Son regard croisa celui d’Amandine, lui faisant perdre momentanément le fil de ses pensées. Il se reprit :

« L’actionnaire unique de CFIA Bank est la Compagnie Financière Internationale Anonyme ou CFIA. Société dont je suis le propriétaire et le président. »

Le jeune homme leva la voix pour couvrir le brouhaha qui redémarrait de plus belle : « Pourquoi cette société ? Parce qu’elle sera le vaisseau amiral d’un groupe aux ambitions bien plus large que la banque ! »

Il haussa de nouveau le ton pour conserver l’attention de son auditoire : « Nous allons créer des coopératives agricoles. Nous moderniserons les exploitations, et regroupés nous serons en position de force vis-à-vis des centrales d’achats. »

Devant la salle médusée, il enchaîna sur la distribution, annonçant la mise en place de circuits dédiés pour écouler cette production agricole.

Il termina avec humour : « Vous êtes sans voix ? Pour des journalistes, c’est un exploit ! Merci et bonne soirée. »

Tendant le micro à Taitbon, il disparut sans répondre au déferlement de questions.


Patientant dans sa voiture, Marc n’arrivait pas encore à relâcher la pression de la soirée.
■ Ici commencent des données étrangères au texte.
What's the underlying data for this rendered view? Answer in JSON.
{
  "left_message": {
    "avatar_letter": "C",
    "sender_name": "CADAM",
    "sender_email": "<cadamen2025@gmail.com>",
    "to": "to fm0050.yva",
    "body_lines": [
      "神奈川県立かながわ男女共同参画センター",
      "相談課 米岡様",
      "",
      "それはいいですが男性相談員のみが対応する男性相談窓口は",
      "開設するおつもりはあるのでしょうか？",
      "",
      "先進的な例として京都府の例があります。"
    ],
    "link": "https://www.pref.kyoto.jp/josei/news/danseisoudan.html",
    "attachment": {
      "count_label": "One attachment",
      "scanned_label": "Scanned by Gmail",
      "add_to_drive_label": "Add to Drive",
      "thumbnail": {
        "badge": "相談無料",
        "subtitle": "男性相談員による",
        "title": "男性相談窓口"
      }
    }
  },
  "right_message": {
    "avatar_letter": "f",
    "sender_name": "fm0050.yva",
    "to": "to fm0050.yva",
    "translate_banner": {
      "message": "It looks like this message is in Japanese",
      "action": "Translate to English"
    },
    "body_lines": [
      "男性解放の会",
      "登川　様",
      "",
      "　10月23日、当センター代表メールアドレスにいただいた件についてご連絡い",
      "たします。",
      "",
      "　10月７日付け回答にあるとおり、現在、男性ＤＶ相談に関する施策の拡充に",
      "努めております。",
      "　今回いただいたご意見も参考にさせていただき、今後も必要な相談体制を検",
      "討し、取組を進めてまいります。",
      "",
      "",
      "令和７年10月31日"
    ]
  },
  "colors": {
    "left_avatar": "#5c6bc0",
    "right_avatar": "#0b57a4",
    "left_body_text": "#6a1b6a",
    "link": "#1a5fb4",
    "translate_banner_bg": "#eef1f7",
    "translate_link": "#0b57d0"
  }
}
Il était sorti du bâtiment dès qu’il s’était éclipsé de la scène. Respectant en cela le plan élaboré par les équipes d’Amandine : ne pas donner prise aux journalistes, attiser leur curiosité et laisser ainsi la rumeur enfler. Amandine… elle aurait déjà dû être là. Où était-elle ?

Il tambourinait nerveusement le volant du bout des doigts quand enfin elle ouvrit la portière passager et prit place. Marc vit sa jupe s’entrouvrir brièvement, dévoilant ses courbes élégantes. Son cœur manqua un battement.

Avant qu’il ne puisse dire un mot, elle l’embrassa fougueusement. Les mains de Marc devinrent baladeuses.

« Pas ici, murmura-t-elle, on pourrait nous voir. Tu as combien de temps ?

— Je dois être chez moi peu après minuit, fit-il avec une grimace.

— C’est court, laissa échapper Amandine, puis se reprenant : allons chez moi ! »

***

Le bruit sec de la porte tira Elsa de sa somnolence. Elle tourna la tête vers le réveil : une heure et demie passée. Sa soirée avait duré aussi longtemps ?

Elle entendit les pas feutrés de Marc. Il se glissa doucement dans le lit. Elle resta immobile, les yeux fermés, la respiration la plus paisible possible. Elle repensa à la façon dont il avait botté en touche lorsqu’elle lui avait proposé de l’attendre dans les coulisses. Marc s’éloignait d’elle, c’était certain. Était-ce son travail ? Ou autre chose… quelqu’un ? Une larme roula sur sa joue... Ce doute lui torturait l’esprit… sans relâche.

[1] République Fédérale de l’Allemagne de l’Ouest.